本会から日本医師会に要望したのは以下の2点である。一つは感染予防のため万全の対策をしてほしいということ、もう一つは万が一感染した場合の補償をしっかり準備してほしいということである。
一つ目の対策は当然のこととして準備され、参加したJMAT隊員は乗船に先立ち大黒ふ頭でPPE装着の指導と感染症対策についてレクチャーを受けることとなった。
二つ目の要望には困難さが伴った。JMATの参加にはもともとJMAT保険というものが準備されていたが、これは事故に対する補償であって、疾病は含まれていなかった。コロナ感染で死亡する可能性もあり、感染によって診療を休まなくてはならなくなる場合もある。
開業医に参加してもらう場合はその休業手当も必要となる。これには石川常任理事が素早く対応してくれ、厚労省、保険業者と交渉してコロナ対応の新しいJMAT保険を創設してくれた。保険料は県医師会が仮支払いし、その全額が県を通して国から補填されるというものである。

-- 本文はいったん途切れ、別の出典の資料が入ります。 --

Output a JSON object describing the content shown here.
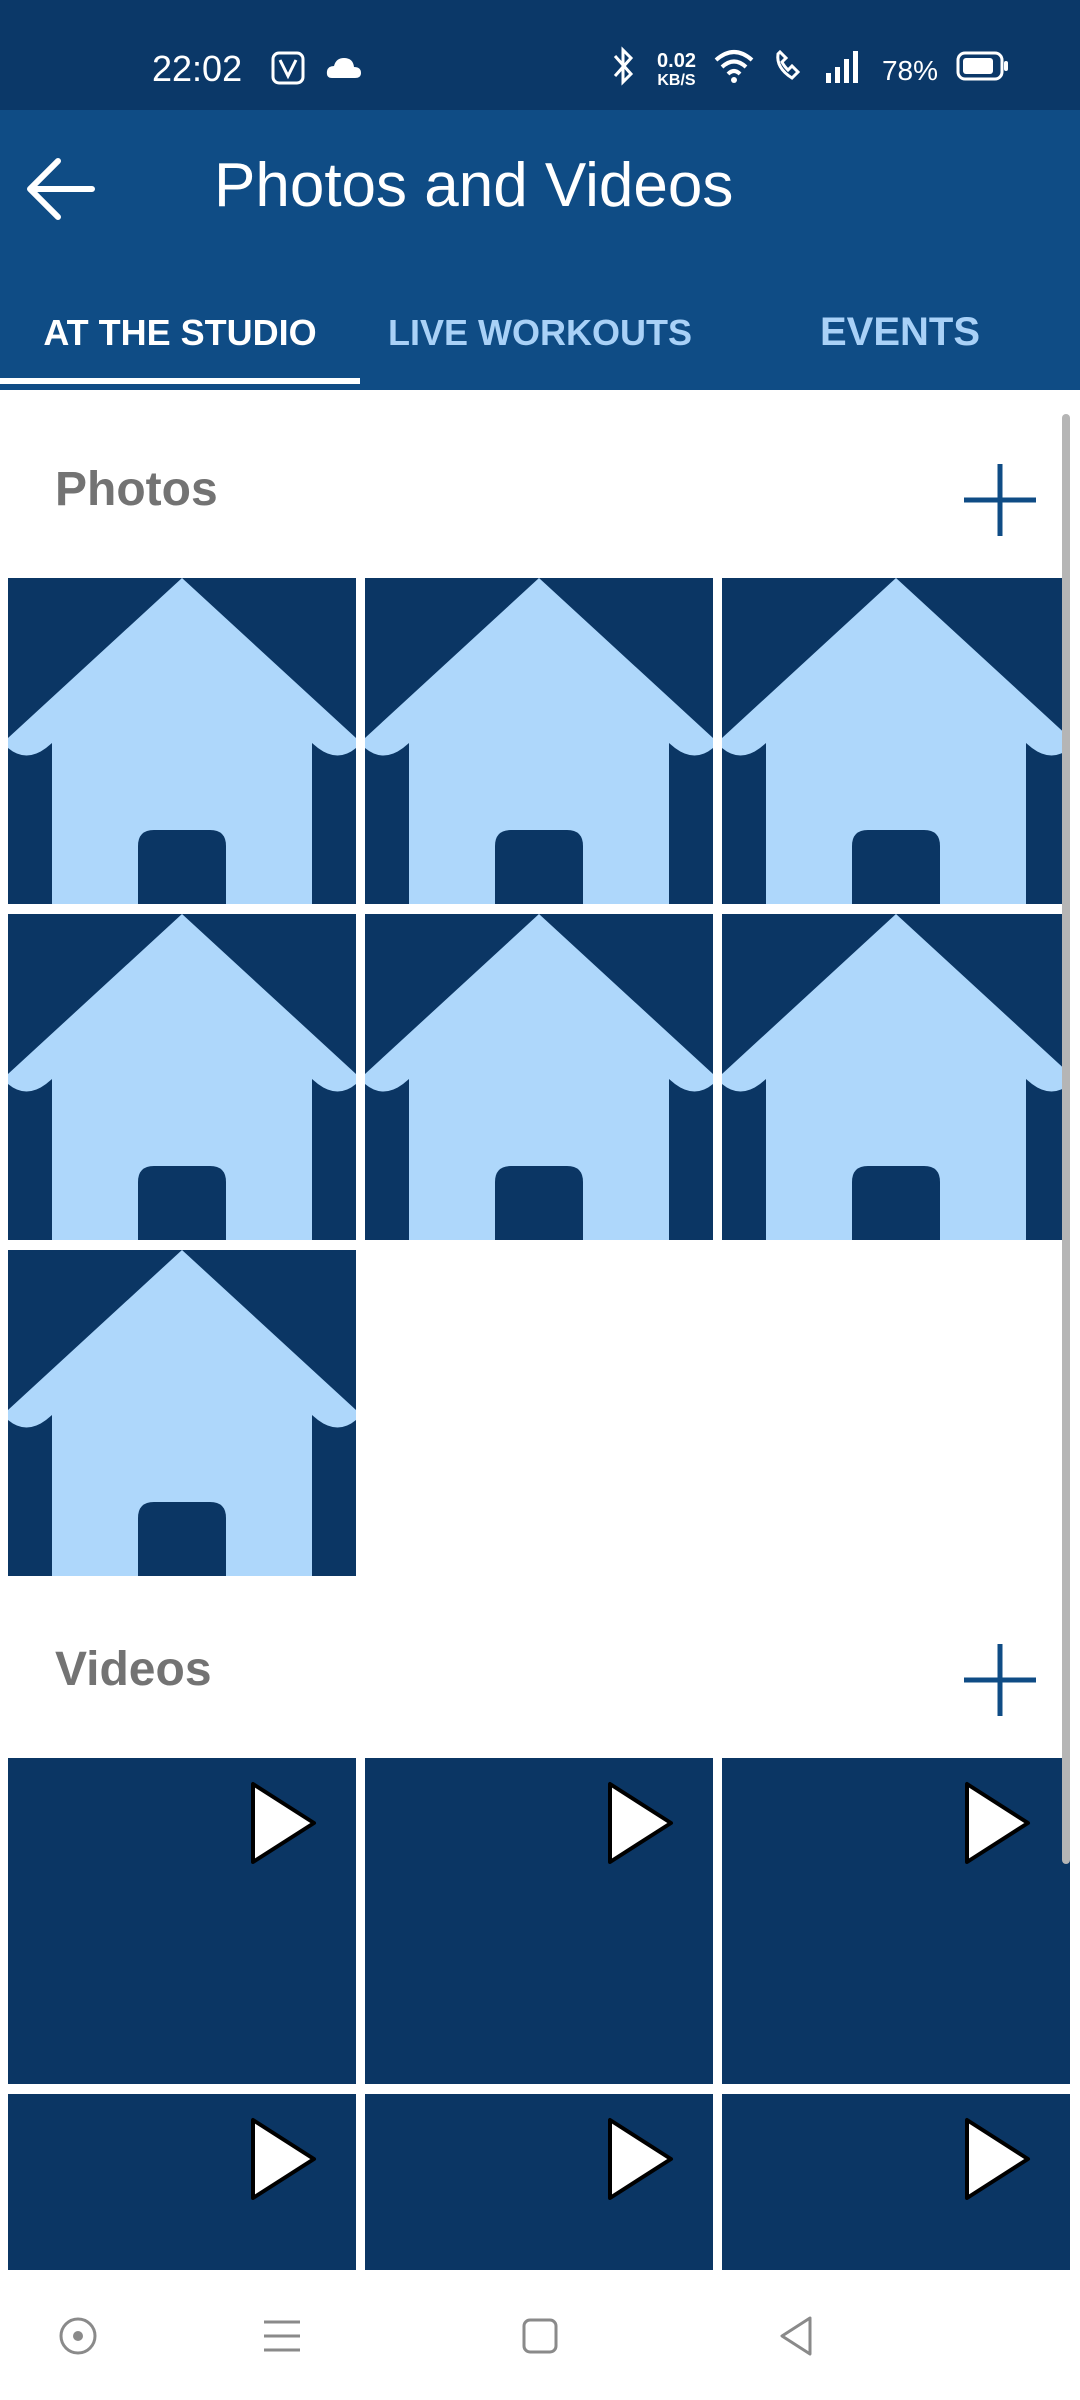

業務は乗客の診察である。発熱等の症状がないかといったCOVID-19の問診の他に、持病の有無と現在の健康状態も含めた一般診療、服用薬剤の内容の確認、今後の船内滞在に耐えうる健康状態にあるかの判断、等々その役割は多岐にわたる。
気候は冬であったが、暖房のきいた船内でN95マスクを含めたPPEのフル装備での船内での活動はそれだけで重労働であったし、外国人乗客も多く、通訳を介しての診察は困難を極めた。
狭い船内に閉じ込められ、情報も不十分という環境下に留め置かれた患者さんのストレスも相当であり、いろいろな苦情も受けたとの報告もあるが、通常の診療を犠牲にしてボランティアでJMATに参加してここに来ていることを伝えると、感謝されることが多かったという。